Chapultepec, Schlacht von

Das letzte große Gefecht des US-Mexikanischen Krieges und die vierte Invasion von General Winfield Scott in Zentralmexiko, die Schlacht von Chapultepec, fand am Morgen des 13. September 1847 auf dem gleichnamigen Hügel und Wald außerhalb von Mexiko-Stadt statt . Es bestand aus dem Angriff einer mexikanischen Position auf dem Chapultepec-Hügel, der von rund 900 Soldaten unter General Nicolás Bravo (die meisten von ihnen reguläre Soldaten sowie das Bataillon San Blas der Nationalgarde und eine Handvoll Kadetten der Militärakademie) besetzt war Divisionen der US-Armee (fünf reguläre Regimenter und Freiwilligeneinheiten aus New York, Pennsylvania und South Carolina) unter den Generälen John A. Quitman und Gideon J. Pillow. Wie in fast allen Begegnungen des Krieges ging die US-Armee als Sieger hervor, teilweise aufgrund ihrer organisatorischen Überlegenheit, aber auch, weil das mexikanische Kommando den Angriff bis zur letzten Minute als ablenkendes Manöver betrachtete und sich weiterhin auf eine direkte Offensive gegen die Stadt vorbereitete. Die Schlacht dauerte ungefähr zwei Stunden; Gegen 9:30 Uhr ergab sich General Bravo einem New Yorker Freiwilligen. Weniger als vierundzwanzig Stunden später - nach einem Kampf vor den Toren der Stadt - nahmen General Scotts Truppen den mexikanischen Nationalpalast in Besitz.

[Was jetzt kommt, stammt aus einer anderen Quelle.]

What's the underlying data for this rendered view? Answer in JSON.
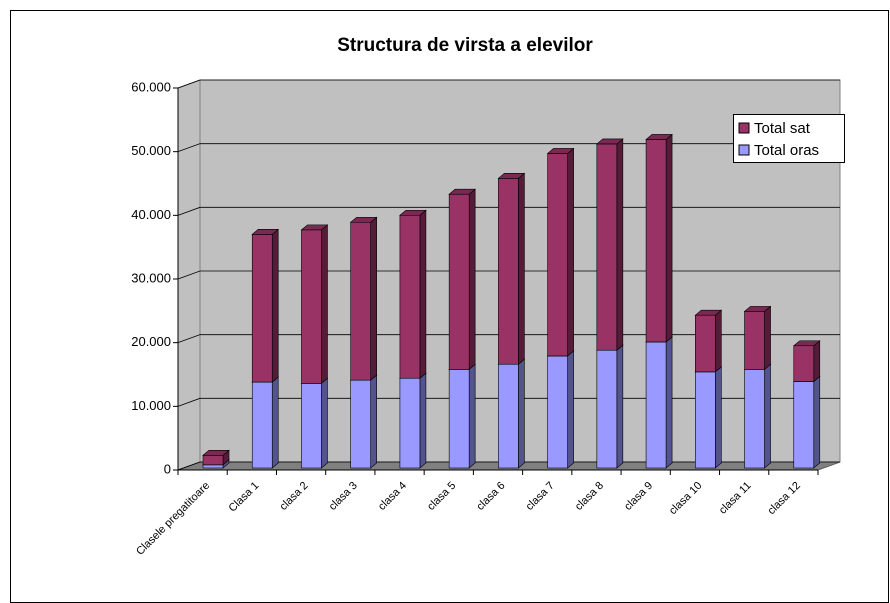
{
  "chart_data": {
    "type": "bar3d_stacked",
    "title": "Structura de virsta a elevilor",
    "categories": [
      "Clasele pregatitoare",
      "Clasa 1",
      "clasa 2",
      "clasa 3",
      "clasa 4",
      "clasa 5",
      "clasa 6",
      "clasa 7",
      "clasa 8",
      "clasa 9",
      "clasa 10",
      "clasa 11",
      "clasa 12"
    ],
    "series": [
      {
        "name": "Total oras",
        "color": "#9999ff",
        "values": [
          500,
          13500,
          13300,
          13800,
          14100,
          15500,
          16300,
          17600,
          18500,
          19800,
          15100,
          15500,
          13600
        ]
      },
      {
        "name": "Total sat",
        "color": "#993366",
        "values": [
          1500,
          23200,
          24100,
          24800,
          25600,
          27500,
          29200,
          31800,
          32400,
          31800,
          8900,
          9100,
          5600
        ]
      }
    ],
    "ylim": [
      0,
      60000
    ],
    "yticks": [
      {
        "value": 0,
        "label": "0"
      },
      {
        "value": 10000,
        "label": "10.000"
      },
      {
        "value": 20000,
        "label": "20.000"
      },
      {
        "value": 30000,
        "label": "30.000"
      },
      {
        "value": 40000,
        "label": "40.000"
      },
      {
        "value": 50000,
        "label": "50.000"
      },
      {
        "value": 60000,
        "label": "60.000"
      }
    ],
    "grid": true,
    "legend": "right"
  }
}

Unauffällig als Waffenstück und aus politischer Sicht etwas irrelevant (da der Konflikt an diesem Tag nicht entschieden wurde), würde die Schlacht dennoch zur bedeutendsten Episode des Krieges in der mexikanischen Phantasie werden. Die Umwandlung in einen nationalen Mythos umfasste drei Momente. Bis Mitte der 1850er Jahre war es hauptsächlich mit der Vernichtung des Bataillons San Blas verbunden und somit Teil einer größeren Kampagne, die das Opfer der Nationalgarde der Inkompetenz und Feigheit der Berufsarmee gegenüberstellen sollte. Während der Bürgerkriege der 1850er Jahre stiegen zwei in Chapultepec anwesende Kadetten (Leandro Valle und Miguel Miramón) in Machtpositionen auf, und die Schlacht wurde zu einem weiteren Beispiel für den liberal-konservativen Konflikt. Die nachhaltigste Phase begann im späten neunzehnten Jahrhundert, um den fünfzigsten Jahrestag der Schlacht herum, als die porfirische Armee in den Kadetten das beste Emblem ihrer (vermuteten) unpolitischen Professionalität fand. Sechs von ihnen wurden als die wahren Märtyrer identifiziert und als die verankert Kinderhelden (junge Helden) dieses Tages: Juan de la Barrera, Juan Escutia, Francisco Márquez, Agustín Melgar, Fernando Montes de Oca und Vicente Suárez. In einem unplausiblen Glücksfall wurden ihre Leichen 1947 entdeckt. Dies ermöglichte den Bau eines Mausoleums an den Hängen des Chapultepec-Hügels - des "Altars des Mutterlandes" - und ironischerweise die Hommage des US-Präsidenten Harry Truman auch während des hundertsten Jahrestages des Krieges.